2. What is meant by "AIDS never isolated or photographed"?

This refers to the claim that the human immunodeficiency virus (HIV), which is believed to cause AIDS, has never been isolated or photographed. Some people argue that this lack of visual evidence undermines the scientific basis for the existence of HIV and AIDS.

3. What is the current scientific consensus on the existence of HIV and AIDS?

The current scientific consensus is that HIV is the virus that causes AIDS. This has been supported by decades of research and evidence, including the isolation and photography of the virus. HIV has also been shown to be responsible for the symptoms and progression of AIDS.

4. How do scientists isolate and photograph viruses like HIV?
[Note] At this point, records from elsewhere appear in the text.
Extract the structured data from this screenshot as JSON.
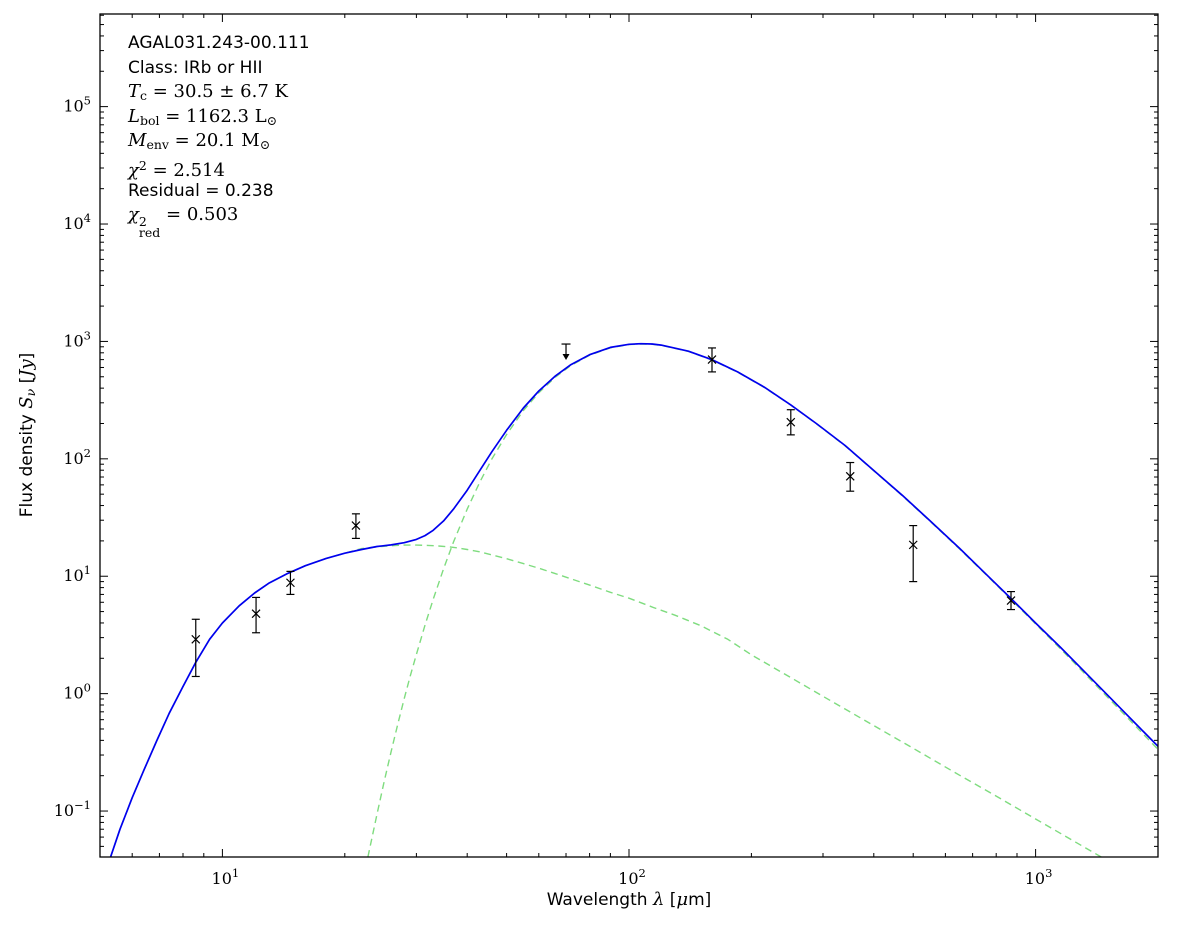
{
  "figure": {
    "background": "#ffffff",
    "annotation_lines": [
      {
        "segments": [
          {
            "t": "AGAL031.243-00.111",
            "s": "sans"
          }
        ]
      },
      {
        "segments": [
          {
            "t": "Class: IRb or HII",
            "s": "sans"
          }
        ]
      },
      {
        "segments": [
          {
            "t": "T",
            "s": "it"
          },
          {
            "t": "c",
            "s": "sub"
          },
          {
            "t": " = 30.5 ± 6.7 K",
            "s": "rm"
          }
        ]
      },
      {
        "segments": [
          {
            "t": "L",
            "s": "it"
          },
          {
            "t": "bol",
            "s": "sub"
          },
          {
            "t": " = 1162.3 L",
            "s": "rm"
          },
          {
            "t": "⊙",
            "s": "sub"
          }
        ]
      },
      {
        "segments": [
          {
            "t": "M",
            "s": "it"
          },
          {
            "t": "env",
            "s": "sub"
          },
          {
            "t": " = 20.1 M",
            "s": "rm"
          },
          {
            "t": "⊙",
            "s": "sub"
          }
        ]
      },
      {
        "segments": [
          {
            "t": "χ",
            "s": "it"
          },
          {
            "t": "2",
            "s": "sup"
          },
          {
            "t": " = 2.514",
            "s": "rm"
          }
        ]
      },
      {
        "segments": [
          {
            "t": "Residual = 0.238",
            "s": "sans"
          }
        ]
      },
      {
        "segments": [
          {
            "t": "χ",
            "s": "it"
          },
          {
            "t": "2|red",
            "s": "supsub"
          },
          {
            "t": " = 0.503",
            "s": "rm"
          }
        ]
      }
    ],
    "x_axis": {
      "label_segments": [
        {
          "t": "Wavelength ",
          "s": "sans"
        },
        {
          "t": "λ",
          "s": "it"
        },
        {
          "t": " [",
          "s": "sans"
        },
        {
          "t": "μ",
          "s": "it"
        },
        {
          "t": "m]",
          "s": "sans"
        }
      ],
      "tick_exponents": [
        1,
        2,
        3
      ]
    },
    "y_axis": {
      "label_segments": [
        {
          "t": "Flux density ",
          "s": "sans"
        },
        {
          "t": "S",
          "s": "it"
        },
        {
          "t": "ν",
          "s": "subit"
        },
        {
          "t": " [",
          "s": "sans"
        },
        {
          "t": "Jy",
          "s": "it"
        },
        {
          "t": "]",
          "s": "sans"
        }
      ],
      "tick_exponents": [
        -1,
        0,
        1,
        2,
        3,
        4,
        5
      ]
    }
  },
  "chart_data": {
    "type": "line",
    "title": "",
    "xlabel": "Wavelength λ [μm]",
    "ylabel": "Flux density Sν [Jy]",
    "x_scale": "log",
    "y_scale": "log",
    "xlim": [
      5,
      2000
    ],
    "ylim": [
      0.0406,
      615000
    ],
    "grid": false,
    "legend": "none",
    "fit_parameters": {
      "source": "AGAL031.243-00.111",
      "class": "IRb or HII",
      "T_c_K": 30.5,
      "T_c_err_K": 6.7,
      "L_bol_Lsun": 1162.3,
      "M_env_Msun": 20.1,
      "chi2": 2.514,
      "residual": 0.238,
      "chi2_red": 0.503
    },
    "series": [
      {
        "name": "warm-component",
        "style": "dashed",
        "color": "#7fdc7f",
        "width": 1.4,
        "points": [
          [
            5.3,
            0.04
          ],
          [
            5.6,
            0.07
          ],
          [
            6.0,
            0.13
          ],
          [
            6.4,
            0.22
          ],
          [
            6.9,
            0.4
          ],
          [
            7.4,
            0.68
          ],
          [
            8.0,
            1.15
          ],
          [
            8.6,
            1.85
          ],
          [
            9.3,
            2.9
          ],
          [
            10,
            4.0
          ],
          [
            11,
            5.6
          ],
          [
            12,
            7.2
          ],
          [
            13,
            8.7
          ],
          [
            14.5,
            10.6
          ],
          [
            16,
            12.3
          ],
          [
            18,
            14.2
          ],
          [
            20,
            15.7
          ],
          [
            22,
            17.2
          ],
          [
            24,
            17.8
          ],
          [
            26,
            18.2
          ],
          [
            28,
            18.4
          ],
          [
            30,
            18.4
          ],
          [
            32,
            18.3
          ],
          [
            34,
            18.1
          ],
          [
            36,
            17.8
          ],
          [
            38,
            17.4
          ],
          [
            40,
            16.9
          ],
          [
            43,
            16.1
          ],
          [
            46,
            15.2
          ],
          [
            50,
            14.1
          ],
          [
            55,
            12.8
          ],
          [
            60,
            11.7
          ],
          [
            66,
            10.5
          ],
          [
            72,
            9.5
          ],
          [
            80,
            8.4
          ],
          [
            90,
            7.3
          ],
          [
            100,
            6.5
          ],
          [
            115,
            5.4
          ],
          [
            130,
            4.65
          ],
          [
            150,
            3.8
          ],
          [
            175,
            2.9
          ],
          [
            200,
            2.14
          ],
          [
            250,
            1.37
          ],
          [
            300,
            0.95
          ],
          [
            400,
            0.534
          ],
          [
            500,
            0.342
          ],
          [
            650,
            0.202
          ],
          [
            800,
            0.134
          ],
          [
            1000,
            0.0855
          ],
          [
            1300,
            0.0506
          ],
          [
            1450,
            0.0406
          ]
        ]
      },
      {
        "name": "cold-component",
        "style": "dashed",
        "color": "#7fdc7f",
        "width": 1.4,
        "points": [
          [
            22.8,
            0.0406
          ],
          [
            24,
            0.094
          ],
          [
            25,
            0.179
          ],
          [
            26,
            0.32
          ],
          [
            27,
            0.55
          ],
          [
            28,
            0.905
          ],
          [
            29,
            1.43
          ],
          [
            30,
            2.16
          ],
          [
            31.5,
            3.83
          ],
          [
            33,
            6.36
          ],
          [
            35,
            11.6
          ],
          [
            37,
            19.5
          ],
          [
            40,
            37.3
          ],
          [
            43,
            63.8
          ],
          [
            46,
            99.8
          ],
          [
            50,
            161
          ],
          [
            55,
            258
          ],
          [
            60,
            366
          ],
          [
            66,
            499
          ],
          [
            72,
            625
          ],
          [
            80,
            763
          ],
          [
            90,
            882
          ],
          [
            100,
            939
          ],
          [
            107,
            950
          ],
          [
            114,
            945
          ],
          [
            120,
            925
          ],
          [
            140,
            822
          ],
          [
            160,
            695
          ],
          [
            185,
            547
          ],
          [
            215,
            406
          ],
          [
            250,
            287
          ],
          [
            290,
            197
          ],
          [
            340,
            129
          ],
          [
            400,
            79
          ],
          [
            470,
            48.5
          ],
          [
            550,
            29.4
          ],
          [
            650,
            17.1
          ],
          [
            760,
            10.1
          ],
          [
            870,
            6.35
          ],
          [
            1000,
            3.93
          ],
          [
            1150,
            2.42
          ],
          [
            1350,
            1.37
          ],
          [
            1600,
            0.745
          ],
          [
            1800,
            0.489
          ],
          [
            2000,
            0.335
          ]
        ]
      },
      {
        "name": "total-fit",
        "style": "solid",
        "color": "#0000ee",
        "width": 1.7,
        "points": [
          [
            5.3,
            0.04
          ],
          [
            5.6,
            0.07
          ],
          [
            6.0,
            0.13
          ],
          [
            6.4,
            0.22
          ],
          [
            6.9,
            0.4
          ],
          [
            7.4,
            0.68
          ],
          [
            8.0,
            1.15
          ],
          [
            8.6,
            1.85
          ],
          [
            9.3,
            2.9
          ],
          [
            10,
            4.0
          ],
          [
            11,
            5.6
          ],
          [
            12,
            7.2
          ],
          [
            13,
            8.7
          ],
          [
            14.5,
            10.6
          ],
          [
            16,
            12.3
          ],
          [
            18,
            14.2
          ],
          [
            20,
            15.7
          ],
          [
            22,
            16.9
          ],
          [
            24,
            17.9
          ],
          [
            26,
            18.5
          ],
          [
            28,
            19.3
          ],
          [
            30,
            20.6
          ],
          [
            31.5,
            22.2
          ],
          [
            33,
            24.6
          ],
          [
            35,
            29.6
          ],
          [
            37,
            37.2
          ],
          [
            40,
            54
          ],
          [
            43,
            80
          ],
          [
            46,
            115
          ],
          [
            50,
            175
          ],
          [
            55,
            271
          ],
          [
            60,
            378
          ],
          [
            66,
            510
          ],
          [
            72,
            635
          ],
          [
            80,
            771
          ],
          [
            90,
            889
          ],
          [
            100,
            946
          ],
          [
            107,
            956
          ],
          [
            114,
            950
          ],
          [
            120,
            930
          ],
          [
            140,
            826
          ],
          [
            160,
            699
          ],
          [
            185,
            550
          ],
          [
            215,
            408
          ],
          [
            250,
            288
          ],
          [
            290,
            198
          ],
          [
            340,
            130
          ],
          [
            400,
            79.5
          ],
          [
            470,
            48.9
          ],
          [
            550,
            29.7
          ],
          [
            650,
            17.3
          ],
          [
            760,
            10.2
          ],
          [
            870,
            6.46
          ],
          [
            1000,
            4.0
          ],
          [
            1150,
            2.49
          ],
          [
            1350,
            1.42
          ],
          [
            1600,
            0.78
          ],
          [
            1800,
            0.515
          ],
          [
            2000,
            0.356
          ]
        ]
      }
    ],
    "data_points": [
      {
        "wavelength_um": 8.6,
        "flux_jy": 2.9,
        "flux_lo": 1.4,
        "flux_hi": 4.3
      },
      {
        "wavelength_um": 12.1,
        "flux_jy": 4.8,
        "flux_lo": 3.3,
        "flux_hi": 6.6
      },
      {
        "wavelength_um": 14.7,
        "flux_jy": 8.8,
        "flux_lo": 7.0,
        "flux_hi": 11.0
      },
      {
        "wavelength_um": 21.3,
        "flux_jy": 27,
        "flux_lo": 21,
        "flux_hi": 34
      },
      {
        "wavelength_um": 160,
        "flux_jy": 700,
        "flux_lo": 550,
        "flux_hi": 880
      },
      {
        "wavelength_um": 250,
        "flux_jy": 205,
        "flux_lo": 160,
        "flux_hi": 262
      },
      {
        "wavelength_um": 350,
        "flux_jy": 71,
        "flux_lo": 53,
        "flux_hi": 93
      },
      {
        "wavelength_um": 500,
        "flux_jy": 18.5,
        "flux_lo": 9.0,
        "flux_hi": 27
      },
      {
        "wavelength_um": 870,
        "flux_jy": 6.2,
        "flux_lo": 5.2,
        "flux_hi": 7.4
      }
    ],
    "upper_limits": [
      {
        "wavelength_um": 70,
        "flux_jy": 950
      }
    ]
  }
}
Scientists use a variety of techniques to isolate and photograph viruses, including electron microscopy and polymerase chain reaction (PCR). These methods involve isolating the virus from a sample and then using specialized equipment to visualize and photograph it.

5. What other evidence supports the existence of HIV and AIDS?

In addition to the isolation and photography of HIV, there is also strong evidence from epidemiological studies, clinical trials, and the effectiveness of antiretroviral therapy in treating and preventing HIV infection. The global impact of HIV and AIDS on public health also serves as evidence of the existence of this virus and disease.